A Dual‐Targeting, Multi‐Faceted Biocompatible Nanodrug Optimizes the Microenvironment to Ameliorate Abdominal Aortic Aneurysm

Abdominal aortic aneurysm (AAA) is a highly lethal cardiovascular disease that currently lacks effective pharmacological treatment given the complex pathophysiology of the disease. Here, single‐cell RNA‐sequencing data from patients with AAA and a mouse model are analyzed, which reveals pivotal pathological changes, including the M1‐like polarization of macrophages and the loss of contractile function in smooth muscle cells (SMCs). Both cell types express the integrin αvβ3, allowing for their dual targeting with a single rationally designed molecule.
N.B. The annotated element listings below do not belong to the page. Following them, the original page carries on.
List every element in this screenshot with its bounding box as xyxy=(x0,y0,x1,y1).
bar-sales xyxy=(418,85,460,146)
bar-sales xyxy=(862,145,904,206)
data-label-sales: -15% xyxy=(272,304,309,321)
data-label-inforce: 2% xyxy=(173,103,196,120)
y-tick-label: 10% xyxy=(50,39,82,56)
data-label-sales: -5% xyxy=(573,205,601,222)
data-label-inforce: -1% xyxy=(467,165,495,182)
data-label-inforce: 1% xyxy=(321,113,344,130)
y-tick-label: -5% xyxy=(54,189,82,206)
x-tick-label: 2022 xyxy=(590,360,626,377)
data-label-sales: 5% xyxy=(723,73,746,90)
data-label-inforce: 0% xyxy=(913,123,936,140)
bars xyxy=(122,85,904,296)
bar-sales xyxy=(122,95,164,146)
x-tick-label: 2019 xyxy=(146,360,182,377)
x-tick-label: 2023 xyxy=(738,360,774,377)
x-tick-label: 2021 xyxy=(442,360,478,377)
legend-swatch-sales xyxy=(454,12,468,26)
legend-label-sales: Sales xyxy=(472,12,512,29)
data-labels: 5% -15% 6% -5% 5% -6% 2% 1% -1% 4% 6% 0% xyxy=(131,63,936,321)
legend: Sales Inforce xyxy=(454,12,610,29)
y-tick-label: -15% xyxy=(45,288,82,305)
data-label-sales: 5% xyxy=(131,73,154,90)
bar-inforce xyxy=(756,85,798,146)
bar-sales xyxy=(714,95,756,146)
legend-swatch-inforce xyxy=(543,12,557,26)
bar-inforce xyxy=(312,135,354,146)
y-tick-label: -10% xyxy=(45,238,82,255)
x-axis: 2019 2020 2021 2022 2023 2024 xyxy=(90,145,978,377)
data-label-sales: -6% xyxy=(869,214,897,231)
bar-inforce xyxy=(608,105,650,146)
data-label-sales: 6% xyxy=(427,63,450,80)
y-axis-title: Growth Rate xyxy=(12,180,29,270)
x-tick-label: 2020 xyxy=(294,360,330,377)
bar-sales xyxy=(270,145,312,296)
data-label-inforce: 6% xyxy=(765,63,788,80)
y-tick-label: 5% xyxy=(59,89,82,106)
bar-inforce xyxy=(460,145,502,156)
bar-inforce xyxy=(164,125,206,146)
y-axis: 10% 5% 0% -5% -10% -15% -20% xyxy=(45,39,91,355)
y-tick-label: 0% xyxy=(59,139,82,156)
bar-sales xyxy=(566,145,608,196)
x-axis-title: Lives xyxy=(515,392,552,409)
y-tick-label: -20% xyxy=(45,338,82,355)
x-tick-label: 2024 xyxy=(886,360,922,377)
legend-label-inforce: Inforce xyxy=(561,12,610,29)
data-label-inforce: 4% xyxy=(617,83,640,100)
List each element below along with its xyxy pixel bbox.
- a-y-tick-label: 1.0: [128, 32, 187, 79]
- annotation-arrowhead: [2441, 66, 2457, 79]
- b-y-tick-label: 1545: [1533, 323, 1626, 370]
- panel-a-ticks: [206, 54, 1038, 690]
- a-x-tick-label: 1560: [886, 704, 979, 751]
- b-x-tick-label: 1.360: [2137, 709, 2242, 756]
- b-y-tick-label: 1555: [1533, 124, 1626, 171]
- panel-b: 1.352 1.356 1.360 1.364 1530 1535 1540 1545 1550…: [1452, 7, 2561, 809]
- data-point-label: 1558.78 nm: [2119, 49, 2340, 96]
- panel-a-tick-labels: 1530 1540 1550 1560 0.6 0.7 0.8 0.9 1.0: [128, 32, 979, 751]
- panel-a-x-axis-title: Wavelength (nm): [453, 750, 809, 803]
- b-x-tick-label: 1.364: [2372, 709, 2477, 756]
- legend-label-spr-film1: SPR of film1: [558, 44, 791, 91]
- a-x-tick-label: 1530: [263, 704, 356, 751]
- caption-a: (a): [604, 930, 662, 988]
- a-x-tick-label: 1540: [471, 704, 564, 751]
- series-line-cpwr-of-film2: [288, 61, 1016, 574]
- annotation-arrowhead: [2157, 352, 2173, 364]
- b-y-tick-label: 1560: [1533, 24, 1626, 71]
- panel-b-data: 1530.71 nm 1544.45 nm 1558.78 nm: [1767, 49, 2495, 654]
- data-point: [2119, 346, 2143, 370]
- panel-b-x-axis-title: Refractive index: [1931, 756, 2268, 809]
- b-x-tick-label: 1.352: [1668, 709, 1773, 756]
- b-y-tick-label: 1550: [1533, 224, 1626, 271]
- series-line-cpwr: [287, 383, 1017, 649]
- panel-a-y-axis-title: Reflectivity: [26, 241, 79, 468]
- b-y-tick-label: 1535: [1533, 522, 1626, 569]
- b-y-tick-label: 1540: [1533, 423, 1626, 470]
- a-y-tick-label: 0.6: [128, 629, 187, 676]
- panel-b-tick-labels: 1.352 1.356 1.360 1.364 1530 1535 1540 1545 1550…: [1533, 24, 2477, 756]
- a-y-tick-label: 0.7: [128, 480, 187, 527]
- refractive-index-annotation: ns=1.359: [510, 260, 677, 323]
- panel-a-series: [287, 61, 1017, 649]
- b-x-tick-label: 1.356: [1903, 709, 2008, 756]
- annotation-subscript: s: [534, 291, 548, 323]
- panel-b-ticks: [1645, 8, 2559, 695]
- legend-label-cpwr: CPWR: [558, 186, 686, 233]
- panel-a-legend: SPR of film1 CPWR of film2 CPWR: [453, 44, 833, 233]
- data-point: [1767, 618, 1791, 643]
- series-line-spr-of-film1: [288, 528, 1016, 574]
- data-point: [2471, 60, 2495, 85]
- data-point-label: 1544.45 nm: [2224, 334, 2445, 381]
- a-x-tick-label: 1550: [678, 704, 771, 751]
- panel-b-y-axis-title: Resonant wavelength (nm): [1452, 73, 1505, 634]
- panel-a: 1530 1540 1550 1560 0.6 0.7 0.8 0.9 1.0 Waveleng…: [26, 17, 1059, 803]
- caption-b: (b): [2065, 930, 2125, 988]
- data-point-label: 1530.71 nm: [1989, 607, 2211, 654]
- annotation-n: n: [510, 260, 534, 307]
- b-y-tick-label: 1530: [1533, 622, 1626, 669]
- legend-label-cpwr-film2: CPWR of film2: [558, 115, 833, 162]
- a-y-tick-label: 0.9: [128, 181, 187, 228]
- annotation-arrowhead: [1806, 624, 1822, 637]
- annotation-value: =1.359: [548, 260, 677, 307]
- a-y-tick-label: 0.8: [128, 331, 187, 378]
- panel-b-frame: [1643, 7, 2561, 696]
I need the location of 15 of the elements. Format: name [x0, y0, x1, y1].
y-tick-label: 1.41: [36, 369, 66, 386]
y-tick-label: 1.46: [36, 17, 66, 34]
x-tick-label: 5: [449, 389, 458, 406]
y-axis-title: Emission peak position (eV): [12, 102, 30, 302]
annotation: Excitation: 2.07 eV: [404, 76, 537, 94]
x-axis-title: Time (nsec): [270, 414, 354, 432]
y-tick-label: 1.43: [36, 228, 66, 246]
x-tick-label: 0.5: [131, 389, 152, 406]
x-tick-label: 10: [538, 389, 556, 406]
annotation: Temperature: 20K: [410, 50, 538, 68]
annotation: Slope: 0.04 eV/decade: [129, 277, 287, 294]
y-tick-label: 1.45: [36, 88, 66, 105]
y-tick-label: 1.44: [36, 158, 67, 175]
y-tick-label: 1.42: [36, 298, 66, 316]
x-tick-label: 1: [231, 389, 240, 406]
To this end, a biocompatible nanodrug, which is termed EVMS@R‐HNC, that consists of the multifunctional drug everolimus (EVMS) encapsulated by the hepatitis B virus core protein modifies to contain the RGD sequence to specifically bind to integrin αvβ3 is designed. Both in vitro and in vivo results show that EVMS@R‐HNC can target macrophages as well as SMCs. Upon binding of the nanodrug, the EVMS is released intracellularly where it exhibits multiple functions, including inhibiting M1 macrophage polarization, thereby suppressing the self‐propagating inflammatory cascade and immune microenvironment imbalance, while preserving the normal contractile function of SMCs. Collectively, these results suggest that EVMS@R‐HNC presents a highly promising therapeutic approach for the management of AAA. By incorporating a hepatitis B virus core protein monomer with an RGD peptide modification and integrating the therapeutic drug EVMS through self‐assembly, the EVMS@R‐HNC construct specifically targets and facilitates the conversion of pro‐inflammatory M1‐like macrophages into anti‐inflammatory M2‐like macrophages, thereby suppressing the secretion of pro‐inflammatory cytokines and ameliorating the inflammatory microenvironment.